With in-memory data stores, your application must always have enough memory resources. Provisioning memory and CPU resources for your in-memory data store helps protect the application from traffic bursts. In addition to determining your CPU-to-memory ratio, you should also assess the maximum load your system needs to sustain. Meaning, what is the highest load that we will get in the busiest second ever? This question relates more to how you manage risks at your company. I have seen teams that are provisioned 10x on memory. I have seen others that are at 10%. The rule of thumb is that smaller instances require a higher degree of provisioning due to factors discussed in The Unbearable Lightness of Horizontal Scaling blog post. Your organization's decision on that can significantly impact both direct and indirect costs.

Serverless

The idea of having a single endpoint where you can store an infinite amount of data with unlimited throughput and sub-millisecond latency sounds like a dream. This is the promise of serverless offerings. However, for in-memory data stores, achieving this is extremely challenging and correspondingly expensive. Detaching compute from storage is the dominant architecture for serverless disk-based databases. This allows for the dynamic creation of compute instances to handle query bursts. Below is a simplified diagram of a typical distributed on-disk database.

However, for sub-millisecond in-memory data stores, storing data on disks is not a viable option for many use cases as it causes latency spikes. So until today, we have not seen any true serverless in-memory data stores, as memory is not an easily shareable resource.

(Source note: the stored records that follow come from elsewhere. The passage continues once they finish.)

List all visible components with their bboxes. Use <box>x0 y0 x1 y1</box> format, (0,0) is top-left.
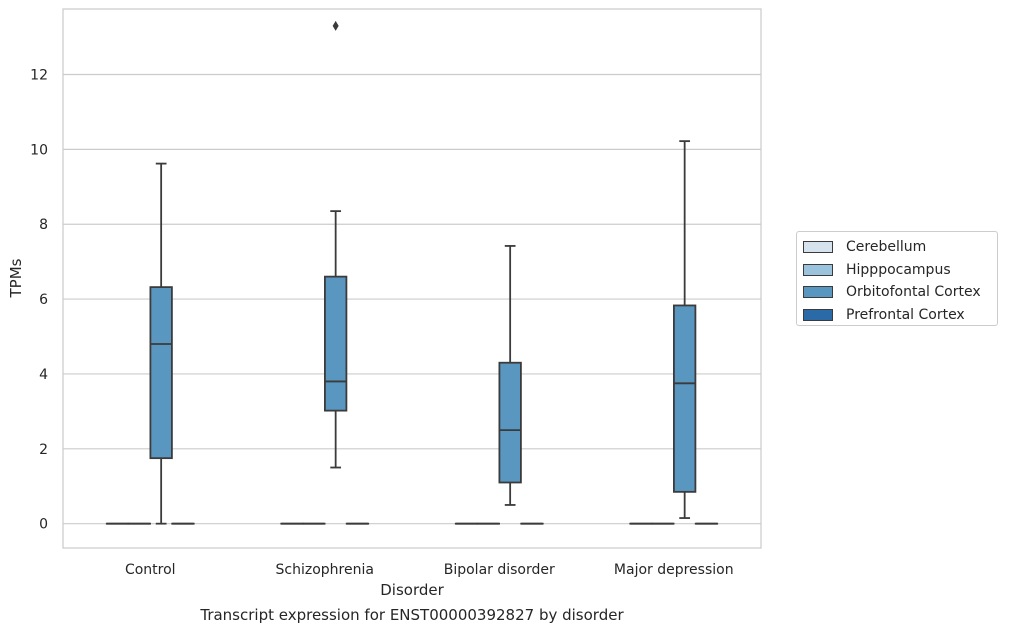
legend-label: Hipppocampus <box>846 261 951 278</box>
box <box>673 304 697 493</box>
y-tick-label: 8 <box>39 217 48 233</box>
legend-label: Orbitofontal Cortex <box>846 284 981 301</box>
chart-caption: Transcript expression for ENST0000039282… <box>200 606 624 624</box>
y-tick-labels: 0 2 4 6 8 10 12 <box>30 68 48 533</box>
box <box>498 361 522 484</box>
box-group <box>324 20 348 469</box>
legend-swatch <box>803 308 833 321</box>
gridlines <box>63 73 761 525</box>
legend-swatch <box>803 263 833 276</box>
legend-item: Cerebellum <box>803 236 997 259</box>
box-group <box>673 140 697 519</box>
x-tick-labels: Control Schizophrenia Bipolar disorder Majo… <box>125 562 734 578</box>
outlier-point <box>332 20 339 31</box>
x-axis-label: Disorder <box>380 581 444 599</box>
y-tick-label: 4 <box>39 367 48 383</box>
x-tick-label: Bipolar disorder <box>444 562 555 578</box>
plot-frame <box>62 8 762 549</box>
box-group <box>149 162 173 525</box>
y-tick-label: 10 <box>30 142 48 158</box>
box <box>149 286 173 460</box>
legend-item: Orbitofontal Cortex <box>803 281 997 304</box>
y-tick-label: 12 <box>30 68 48 84</box>
legend-swatch <box>803 241 833 254</box>
y-axis-label: TPMs <box>7 258 25 298</box>
y-tick-label: 6 <box>39 292 48 308</box>
y-tick-label: 2 <box>39 442 48 458</box>
box <box>324 275 348 412</box>
x-tick-label: Major depression <box>614 562 734 578</box>
legend-swatch <box>803 286 833 299</box>
legend-label: Prefrontal Cortex <box>846 306 965 323</box>
x-tick-label: Schizophrenia <box>276 562 374 578</box>
legend-item: Hipppocampus <box>803 259 997 282</box>
box-marks <box>105 20 719 525</box>
legend-item: Prefrontal Cortex <box>803 304 997 327</box>
x-tick-label: Control <box>125 562 176 578</box>
box-group <box>498 245 522 506</box>
legend: Cerebellum Hipppocampus Orbitofontal Corte… <box>796 231 998 326</box>
y-tick-label: 0 <box>39 517 48 533</box>
legend-label: Cerebellum <box>846 239 927 256</box>
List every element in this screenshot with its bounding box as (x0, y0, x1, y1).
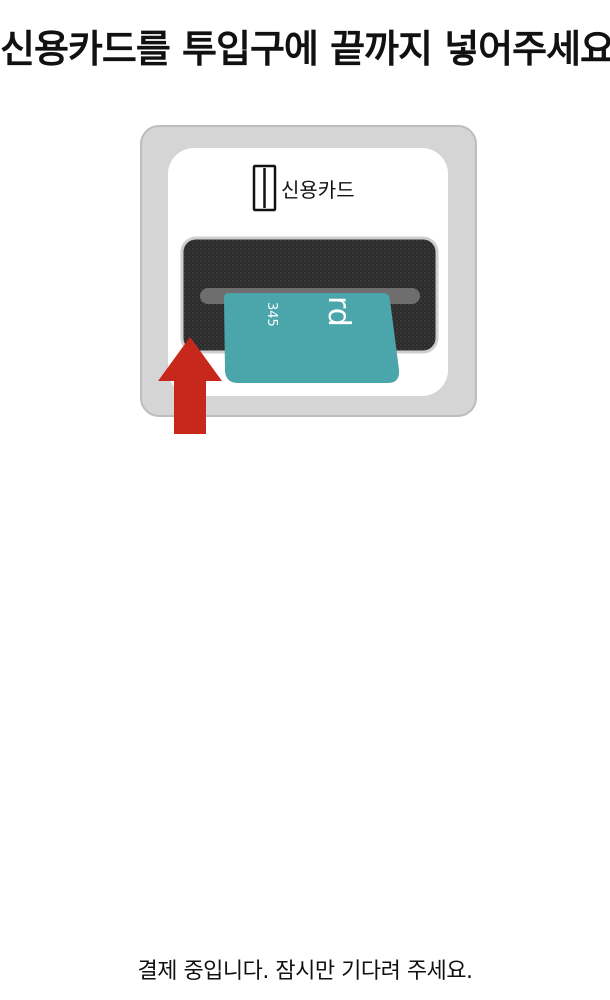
reader-label: 신용카드 (281, 178, 355, 202)
card-text-large: rd (321, 296, 356, 327)
card-slot-icon (252, 164, 277, 212)
credit-card (224, 293, 400, 383)
payment-status-message: 결제 중입니다. 잠시만 기다려 주세요. (137, 959, 473, 984)
card-reader-illustration: 신용카드 rd 345 (140, 125, 477, 434)
arrow-up-icon (158, 337, 222, 434)
instruction-title: 신용카드를 투입구에 끝까지 넣어주세요. (0, 27, 610, 71)
card-text-number: 345 (264, 302, 279, 327)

Last year, AWS announced ElastiCache Serverless. While it is not unlimited or infinite and its direct costs are high, its indirect costs are very low. As we discussed in a previous blog post, instead of configuring, running, monitoring, and maintaining t3.micro instances, I recommend teams buy peace of mind and use ElastiCache Serverless for any application that requires less than 2GB of memory. The 2GB threshold is somewhat arbitrary, but with a cost of more than $200 per month, provisioning fixed-sized instances becomes more cost-effective as the price of serverless is approximately 10 times the price of provisioned memory.

Pricing Model

Provisioned Instance & Memory Costs

When analyzing the pricing models of hyper-scale cloud providers, one conclusion becomes clear: the insurance premium for full and automatic elasticity is extremely high. Consider the following ElastiCache scenarios as an example.¹ A reserved node with an all-upfront payment, which essentially offers the least automatic elasticity, results in the lowest hourly rate. On the other hand, ElastiCache Serverless, which provides the highest automatic elasticity, is significantly more costly if you want to achieve the same memory workload. If you are confident that your workload will fit within fixed-sized instances with less likely spiky traffic, a good eviction strategy, and steady user growth within a predictable time span, then reserved instances are the clear most cost-effective choice.

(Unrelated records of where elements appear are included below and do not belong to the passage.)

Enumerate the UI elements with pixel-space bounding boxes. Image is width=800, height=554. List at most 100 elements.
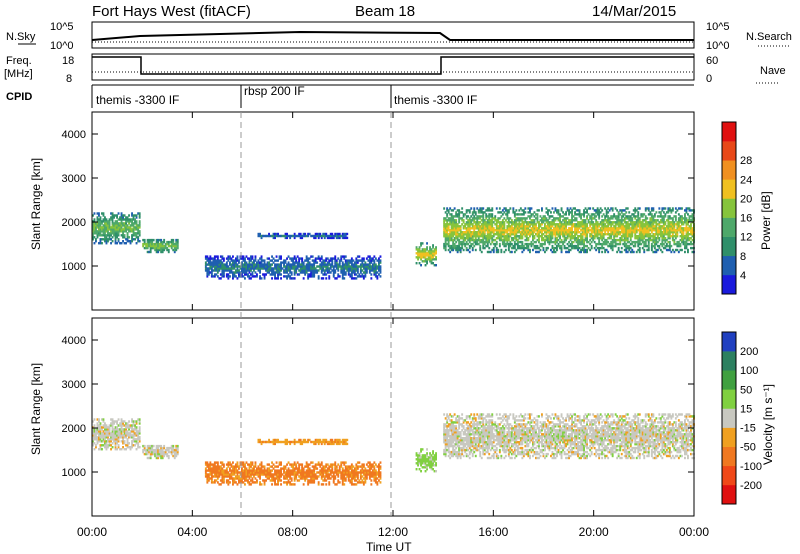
heatmap-cell bbox=[129, 220, 132, 223]
heatmap-cell bbox=[239, 273, 242, 276]
heatmap-cell bbox=[638, 242, 641, 246]
heatmap-cell bbox=[206, 475, 209, 478]
heatmap-cell bbox=[93, 242, 96, 245]
heatmap-cell bbox=[126, 220, 129, 223]
heatmap-cell bbox=[135, 422, 138, 425]
heatmap-cell bbox=[242, 465, 245, 468]
heatmap-cell bbox=[175, 450, 178, 454]
heatmap-cell bbox=[529, 209, 531, 212]
heatmap-cell bbox=[215, 467, 218, 470]
heatmap-cell bbox=[541, 209, 543, 212]
heatmap-cell bbox=[586, 223, 588, 226]
heatmap-cell bbox=[123, 242, 126, 245]
heatmap-cell bbox=[134, 228, 136, 231]
heatmap-cell bbox=[491, 219, 494, 222]
heatmap-cell bbox=[459, 233, 462, 236]
heatmap-cell bbox=[151, 444, 154, 448]
heatmap-cell bbox=[673, 242, 676, 246]
heatmap-cell bbox=[637, 248, 640, 252]
heatmap-cell bbox=[138, 216, 141, 219]
heatmap-cell bbox=[590, 246, 593, 250]
heatmap-cell bbox=[272, 269, 275, 272]
heatmap-cell bbox=[510, 246, 513, 250]
heatmap-cell bbox=[169, 240, 172, 244]
heatmap-cell bbox=[459, 231, 462, 234]
heatmap-cell bbox=[611, 229, 614, 232]
heatmap-cell bbox=[155, 450, 158, 454]
heatmap-cell bbox=[444, 242, 447, 246]
heatmap-cell bbox=[160, 454, 163, 458]
heatmap-cell bbox=[610, 237, 613, 240]
heatmap-cell bbox=[172, 248, 175, 252]
heatmap-cell bbox=[687, 221, 689, 224]
heatmap-cell bbox=[446, 213, 449, 216]
heatmap-cell bbox=[553, 211, 555, 214]
heatmap-cell bbox=[235, 471, 237, 474]
heatmap-cell bbox=[471, 231, 474, 234]
heatmap-cell bbox=[575, 244, 578, 248]
heatmap-cell bbox=[370, 265, 373, 268]
heatmap-cell bbox=[626, 215, 629, 218]
heatmap-cell bbox=[532, 237, 534, 240]
heatmap-cell bbox=[102, 426, 105, 429]
heatmap-cell bbox=[501, 242, 504, 246]
heatmap-cell bbox=[640, 229, 643, 232]
heatmap-cell bbox=[598, 250, 601, 254]
heatmap-cell bbox=[134, 444, 136, 447]
heatmap-cell bbox=[629, 215, 632, 218]
heatmap-cell bbox=[107, 230, 109, 233]
heatmap-cell bbox=[643, 213, 646, 216]
heatmap-cell bbox=[607, 237, 610, 240]
heatmap-cell bbox=[456, 223, 459, 226]
heatmap-cell bbox=[128, 436, 130, 439]
heatmap-cell bbox=[222, 477, 225, 480]
heatmap-cell bbox=[302, 261, 305, 264]
heatmap-cell bbox=[485, 240, 488, 244]
heatmap-cell bbox=[608, 219, 611, 222]
heatmap-cell bbox=[373, 259, 376, 262]
heatmap-cell bbox=[641, 213, 644, 216]
heatmap-cell bbox=[650, 225, 653, 228]
heatmap-cell bbox=[491, 238, 494, 242]
heatmap-cell bbox=[125, 444, 127, 447]
heatmap-cell bbox=[461, 240, 464, 244]
heatmap-cell bbox=[362, 277, 365, 280]
heatmap-cell bbox=[650, 246, 653, 250]
heatmap-cell bbox=[158, 242, 161, 246]
heatmap-cell bbox=[640, 235, 643, 238]
heatmap-cell bbox=[170, 452, 173, 456]
heatmap-cell bbox=[515, 209, 518, 212]
heatmap-cell bbox=[263, 483, 266, 486]
heatmap-cell bbox=[586, 240, 588, 244]
heatmap-cell bbox=[104, 424, 106, 427]
heatmap-cell bbox=[547, 221, 549, 224]
heatmap-cell bbox=[571, 242, 573, 246]
heatmap-cell bbox=[111, 434, 114, 437]
heatmap-cell bbox=[679, 229, 682, 232]
heatmap-cell bbox=[659, 219, 662, 222]
heatmap-cell bbox=[684, 209, 686, 212]
heatmap-cell bbox=[92, 434, 94, 437]
heatmap-cell bbox=[536, 221, 539, 224]
heatmap-cell bbox=[99, 234, 102, 237]
heatmap-cell bbox=[446, 223, 449, 226]
heatmap-cell bbox=[656, 244, 659, 248]
heatmap-cell bbox=[571, 223, 573, 226]
heatmap-cell bbox=[494, 217, 497, 220]
heatmap-cell bbox=[131, 444, 133, 447]
heatmap-cell bbox=[110, 226, 112, 229]
heatmap-cell bbox=[114, 430, 117, 433]
heatmap-cell bbox=[485, 227, 488, 230]
heatmap-cell bbox=[690, 231, 692, 234]
heatmap-cell bbox=[671, 221, 674, 224]
heatmap-cell bbox=[219, 273, 222, 276]
heatmap-cell bbox=[122, 422, 124, 425]
heatmap-cell bbox=[207, 271, 210, 274]
heatmap-cell bbox=[110, 440, 112, 443]
heatmap-cell bbox=[578, 235, 581, 238]
heatmap-cell bbox=[257, 261, 260, 264]
heatmap-cell bbox=[662, 235, 665, 238]
heatmap-cell bbox=[163, 248, 166, 252]
heatmap-cell bbox=[293, 232, 296, 236]
heatmap-cell bbox=[560, 231, 563, 234]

Instances	vCPUs	Memory (GiB)	Reserved (Hourly)	On-Demand (Hourly)	Serverless (Hourly, Memory-Only)
`m6g.xlarge`	4	12.93	0.189	0.297	1.735
`m6g.2xlarge`	8	26.04	0.378	0.593	3.495
`m6g.4xlarge`	16	52.26	0.755	1.186	7.014
`m6g.8xlarge`	32	103.68	1.511	2.372	13.916
`m6g.12xlarge`	48	157.12	2.266	3.557	21.088
`m6g.16xlarge`	64	209.55	3.021	4.743	28.125

It's hard to get sizing right from the get-go. You need to remain provisioned and flexible until you can figure out the memory and CPU unit economics of your application. Serverless or on-demand pricing models offer better flexibility, allowing you to adapt to new use cases and growth in your applications. Once your workload stabilizes, you've optimized your sizing, and your application traffic is stable, switching to an annual reserved data store becomes more cost-effective. With a reserved commitment, you can save 10%–40% on your direct costs. However, it's important to note that management costs remain unaffected by this change.

Data Transfer Costs

In-memory data stores are extremely fast creatures. In 99% of cases, latency is due to the network latency between the data store and your application. Therefore, it's crucial to position the data store as close to your application as possible. A data store within the same Availability Zone (AZ) as your application will offer the best performance and the lowest cost, as you will experience minimal latencies and likely need fewer application servers. With VPC peering, there are no costs for data transfer if you are within the same zone.

However, if your setup involves cross-zone or cross-region configurations, you will incur costs for the egress traffic between the zones. AWS, for instance, charges various rates for data transfers. While data transfer costs don't seem significant at first, they can add up quickly as well, depending on your traffic. It's important to consider these costs when planning your in-memory data setup, and more details can be found here.

Backup Costs

While disk and cloud storage are much more affordable than memory, backup costs can still be significant for in-memory data stores. Some in-memory engines, like Redis OSS, can double the memory needed during backup, meaning you may need to provision more than twice the memory required for your data store. In contrast, Dragonfly uses a different snapshot mechanism, as discussed in detail in this blog post, that requires minimal extra memory to complete.

The last crucial aspect to consider is the frequency and retention policy for data store snapshots. In most cases, keeping only the latest snapshot is sufficient. However, if there is one area where you might consider going wild, do it here—as again, disk costs are much lower than those of memory.

To Conclude

The cost structure of your in-memory data store can vary significantly. While the direct cost of hardware is an important factor, you must also consider management costs and the cost of failure. By making informed choices and optimizing your configuration, you can not only reduce the cost of your in-memory data store by an order of magnitude but also ensure greater peace of mind, knowing your system is both cost-effective and reliable.

Prices are based on AWS US East (N. Virginia) as of May 2024. For ElastiCache reserved node price calculations, we assume that payments are made all-upfront for 1 year. For ElastiCache Serverless price calculations, we convert GiB to GB first, then times $0.125 GB-hour. We also exclude the ECPU costs and consider only the memory costs. ↩